Mr. Boevé first started working as an informant for the
Dutch secret service, then known as the BVD, in the late
1950s and started using a fake name. Invited to Moscow for
a youth festival in 1957, he attended a reception hosted by
Nikita Khrushchev and briefed Dutch intelligence.

Mr. Hoekstra, a former head of counterintelligence against
Soviet-bloc countries and author of the recent book, says
Mr. Boevé's recruitment wasn't at first seen as a big deal,
but, rather, as part of routine tracking of local
Communists.

Shortly after the Moscow festival, however, Mr. Boevé got
an invitation to China, then still aligned with the Soviet
Union. While in China, he kept hearing Chinese officials
curse Moscow, which had just cut funding to Beijing. The
move marked the start of the Sino-Soviet split -- and of
Mr. Boevé's role as an unlikely prize agent.
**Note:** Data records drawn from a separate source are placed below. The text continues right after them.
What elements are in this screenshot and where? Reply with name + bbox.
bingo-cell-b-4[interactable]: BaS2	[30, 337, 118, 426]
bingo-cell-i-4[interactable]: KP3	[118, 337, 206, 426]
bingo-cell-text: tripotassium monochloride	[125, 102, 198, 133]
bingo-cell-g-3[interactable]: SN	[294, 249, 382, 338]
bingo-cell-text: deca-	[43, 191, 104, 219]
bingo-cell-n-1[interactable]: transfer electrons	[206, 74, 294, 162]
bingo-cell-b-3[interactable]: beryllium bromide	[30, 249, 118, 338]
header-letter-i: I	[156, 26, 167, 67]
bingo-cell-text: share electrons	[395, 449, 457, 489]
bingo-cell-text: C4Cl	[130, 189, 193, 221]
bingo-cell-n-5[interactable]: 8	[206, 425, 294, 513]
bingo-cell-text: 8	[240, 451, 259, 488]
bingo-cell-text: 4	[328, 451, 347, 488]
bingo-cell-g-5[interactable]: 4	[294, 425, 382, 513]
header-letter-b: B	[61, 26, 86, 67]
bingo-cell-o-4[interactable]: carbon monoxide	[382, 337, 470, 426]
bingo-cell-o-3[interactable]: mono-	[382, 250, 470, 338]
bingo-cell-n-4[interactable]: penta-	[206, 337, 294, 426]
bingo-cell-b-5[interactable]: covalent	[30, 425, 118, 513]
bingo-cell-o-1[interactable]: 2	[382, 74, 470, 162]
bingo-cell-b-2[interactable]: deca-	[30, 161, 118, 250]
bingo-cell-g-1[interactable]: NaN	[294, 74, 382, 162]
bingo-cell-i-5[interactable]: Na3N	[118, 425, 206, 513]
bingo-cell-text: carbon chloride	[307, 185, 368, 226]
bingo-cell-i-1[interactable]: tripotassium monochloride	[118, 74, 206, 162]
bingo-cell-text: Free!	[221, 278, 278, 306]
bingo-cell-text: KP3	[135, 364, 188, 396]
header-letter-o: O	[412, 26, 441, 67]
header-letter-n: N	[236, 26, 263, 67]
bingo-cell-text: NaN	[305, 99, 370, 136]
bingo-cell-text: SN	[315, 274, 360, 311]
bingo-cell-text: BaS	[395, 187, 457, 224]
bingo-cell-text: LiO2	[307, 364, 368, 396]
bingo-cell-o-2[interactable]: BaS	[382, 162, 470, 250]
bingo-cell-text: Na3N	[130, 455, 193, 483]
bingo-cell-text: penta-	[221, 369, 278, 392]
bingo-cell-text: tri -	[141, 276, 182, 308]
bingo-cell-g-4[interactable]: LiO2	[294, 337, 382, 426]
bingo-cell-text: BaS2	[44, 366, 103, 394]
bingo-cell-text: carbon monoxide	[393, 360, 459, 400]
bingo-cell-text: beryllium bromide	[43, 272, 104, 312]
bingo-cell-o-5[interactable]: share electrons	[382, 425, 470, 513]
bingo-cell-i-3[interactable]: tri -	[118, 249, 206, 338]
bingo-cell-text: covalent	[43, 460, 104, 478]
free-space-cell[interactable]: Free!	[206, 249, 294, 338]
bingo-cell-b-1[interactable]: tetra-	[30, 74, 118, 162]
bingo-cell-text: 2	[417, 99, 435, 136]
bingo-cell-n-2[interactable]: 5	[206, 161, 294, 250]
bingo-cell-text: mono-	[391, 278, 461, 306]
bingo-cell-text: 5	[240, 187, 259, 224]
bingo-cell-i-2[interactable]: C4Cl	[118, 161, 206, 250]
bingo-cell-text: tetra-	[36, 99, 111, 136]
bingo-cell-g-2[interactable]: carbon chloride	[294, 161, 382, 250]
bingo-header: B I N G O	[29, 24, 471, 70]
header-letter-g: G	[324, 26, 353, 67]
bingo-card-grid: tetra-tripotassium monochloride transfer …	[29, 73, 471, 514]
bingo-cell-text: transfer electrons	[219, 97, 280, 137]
Desperate for allies against Moscow, China searched out
Communists in Europe and elsewhere. Mr. Boevé, encouraged
by the BVD, offered his services. He visited China in the
early 1960s for a six-week course on Mao Tse-tung Thought.
He says he got good at mimicking Chinese propaganda. The
main difficulty, he says, was keeping up with the wild
zigzags of Chinese politics: his hosts kept getting purged.

Chinese diplomats in Holland invited the man they knew as
Chris Petersen to their mission in The Hague and gave money
to help finance a Maoist newspaper secretly edited by the
BVD. The result was De Kommunist. Mr. Hoekstra, the former
spy and now a business consultant, says he once wrote a
screed against the Dutch government. "As a civil servant,
it was very satisfying," he says.

After a year, De Kommunist announced with fanfare in 1969
the foundation of the Marxist-Leninist Party of the
Netherlands. "In order to limit as far as possible the
danger of penetration by enemy elements," it explained,
"the MLPN organization shall be based largely on the cell
system, obliging all members to the greatest possible
secrecy."

For the next decade, the fake party helped the Dutch secret
police divide Holland's legitimate Communist movement, keep
tabs on Maoist groups and gain access to China's elite.
"Petersen" issued regular communiques -- all drafted by the
BVD -- denouncing real Communists as sellouts and urging
voters to reject them.

Mr. Hoekstra, the former intelligence officer, said the
facade of Maoist fervor did sometimes wobble. On one
occasion, he says, "Petersen" started talking in public
about how to take advantage of tax deductions, not
something a Maoist is supposed to worry about. He says
there was concern the Chinese might smell a rat, but that
faded. The Dutch, he says, had the Chinese embassy bugged
and heard diplomats singing "Petersen's" praises. "We could
hear everything," says Mr. Hoekstra.

By the 1980s, purges and ideological U-turns had exhausted
most Maoists in Europe, and the BVD began to lose interest
in the ruse. China was no longer an enemy but a big trading
partner. De Kommunist shut down. The MLPN fizzled.

Mr. Boevé, though, kept going. In 1989, when troops shot
dead hundreds of protesters around Tiananmen Square, he
issued a statement praising the resolve of the Communist
Party in restoring order. Shortly afterward, he was back in
Beijing, hailing the party and its leaders.

In a small apartment crowded with an electric organ and
piles of books, Mr. Boevé rustles through plastic shopping
bags full of yellowing MLPN tracts and other mementos. One
is a copy of a photograph of himself meeting Enver Hoxha,
Albania's Communist dictator from 1944 until his death in
1985.

Advancing age has finally slowed Mr. Boevé down. He walks
with a cane and can't climb stairs. His involvement with
China is limited to visits to a local Chinese restaurant.
He draws giggles by humming the "East is Red," a Maoist
anthem. "It's a very nice tune," he says.

His political horizons have shrunk to Zandvoort. He sits 
on the local council and lobbies for better housing for 
the elderly. He has even set up yet another party: It
represents old people. It doesn't have many members, 
but, says Mr. Boevé, "This time they are all real."